The paper dolls’ sheets could only be circulated properly once printing technology made mass production possible. Indeed, a low price was the basic requisite that wide sections of the population could afford to buy them. Perhaps one could consider the period at the change of the 19th to the 20th century as being the heyday of the paper dolls’ sheets. At that time, extremely high-quality prints could already be produced, which later were often no longer achieved in their beauty and accurateness.
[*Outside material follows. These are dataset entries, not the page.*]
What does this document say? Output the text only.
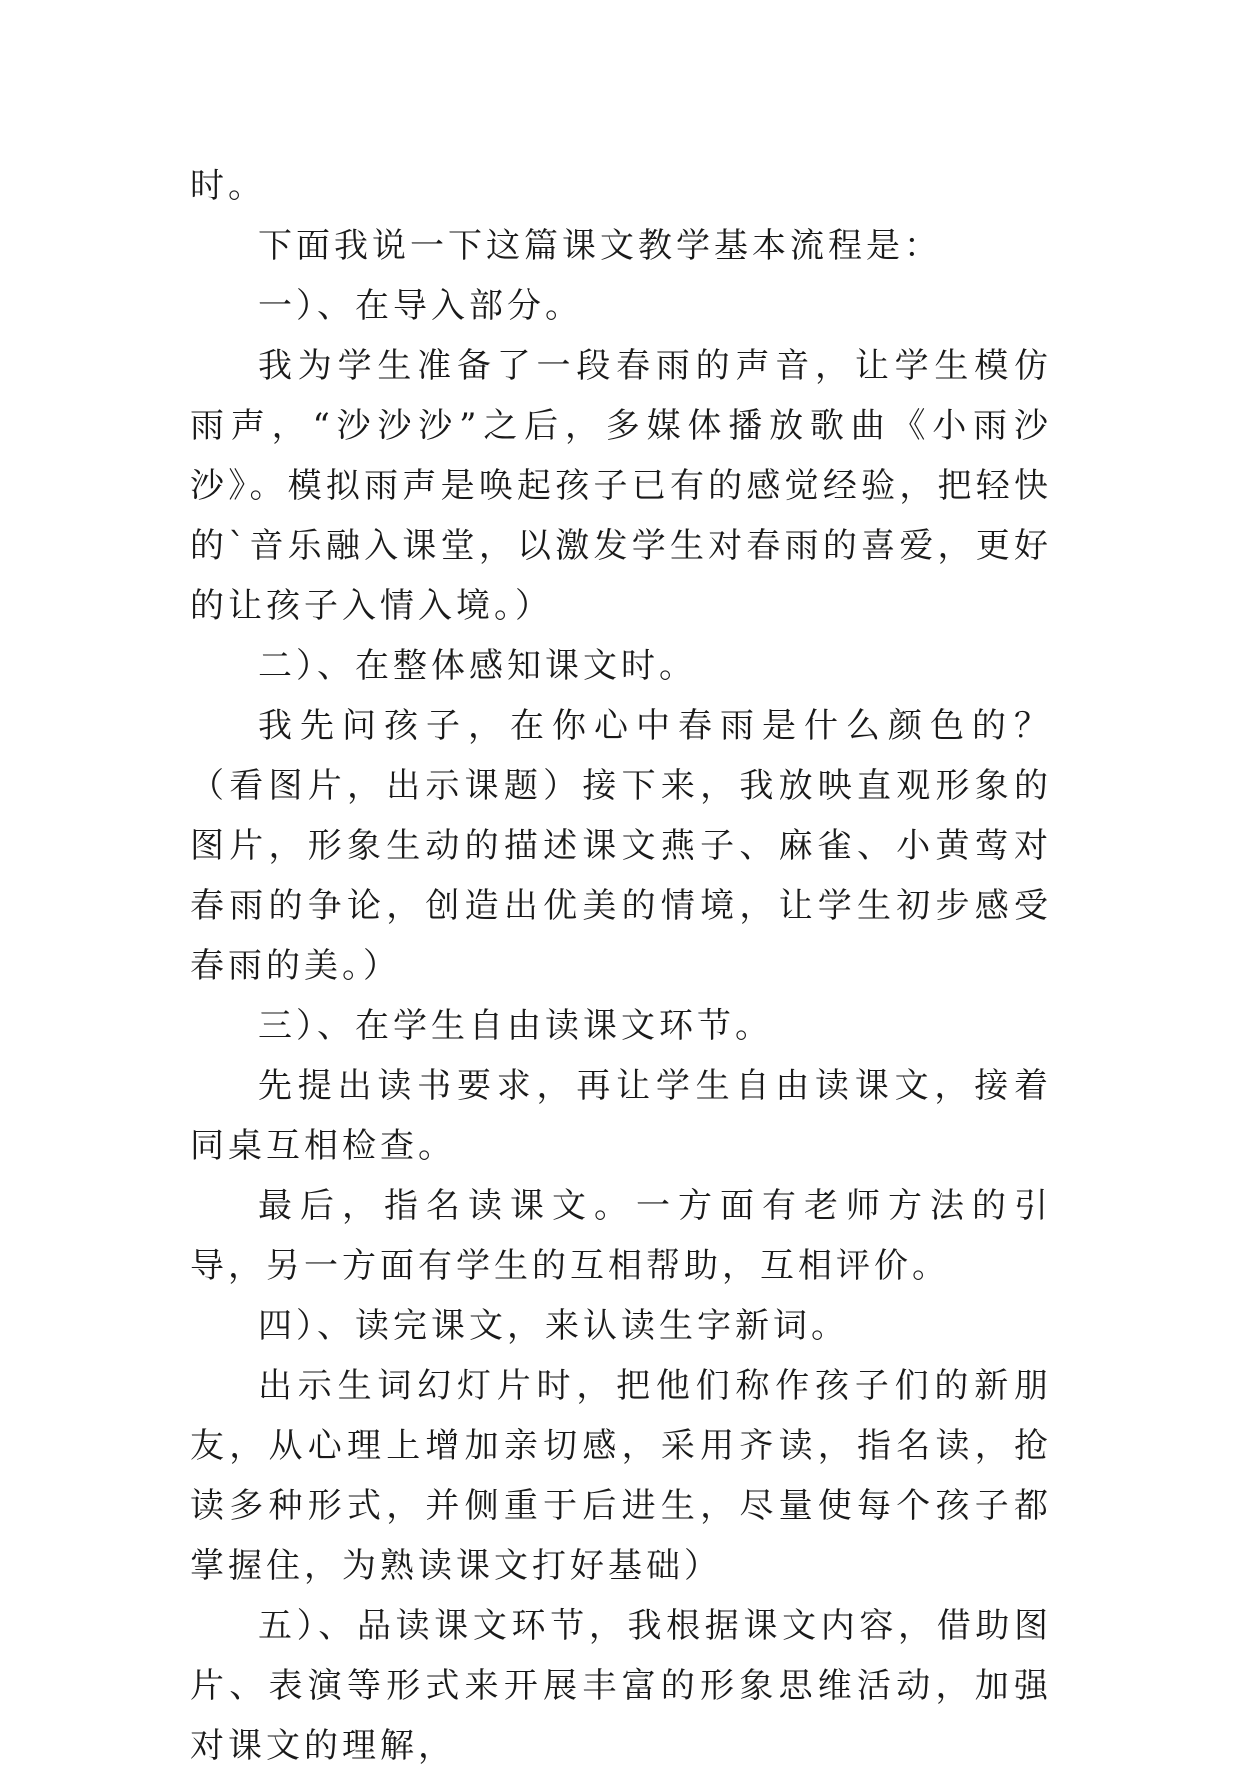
时。

下面我说一下这篇课文教学基本流程是：

一）、在导入部分。

我为学生准备了一段春雨的声音，让学生模仿雨声，“沙沙沙”之后，多媒体播放歌曲《小雨沙沙》。模拟雨声是唤起孩子已有的感觉经验，把轻快的`音乐融入课堂，以激发学生对春雨的喜爱，更好的让孩子入情入境。）

二）、在整体感知课文时。

我先问孩子，在你心中春雨是什么颜色的？（看图片，出示课题）接下来，我放映直观形象的图片，形象生动的描述课文燕子、麻雀、小黄莺对春雨的争论，创造出优美的情境，让学生初步感受春雨的美。）

三）、在学生自由读课文环节。

先提出读书要求，再让学生自由读课文，接着同桌互相检查。

最后，指名读课文。一方面有老师方法的引导，另一方面有学生的互相帮助，互相评价。

四）、读完课文，来认读生字新词。

出示生词幻灯片时，把他们称作孩子们的新朋友，从心理上增加亲切感，采用齐读，指名读，抢读多种形式，并侧重于后进生，尽量使每个孩子都掌握住，为熟读课文打好基础）

五）、品读课文环节，我根据课文内容，借助图片、表演等形式来开展丰富的形象思维活动，加强对课文的理解，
Decades ago it was only girls who occupied themselves with paper dolls, but nowadays often adult women also take great pleasure in the fact that this toy from their childhood still exists. Incidentally, paper dolls are said to have supplied the idea for the Barbie dolls. When the daughter of Barbie’s inventor was playing with paper dolls, Ruth Handler is said to have been inspired by them and developed the idea not to portray a child as the doll, but a figure that looked like a film star. With Barbie’s world fame, its style then once more influenced the design of the paper dolls’ sheets.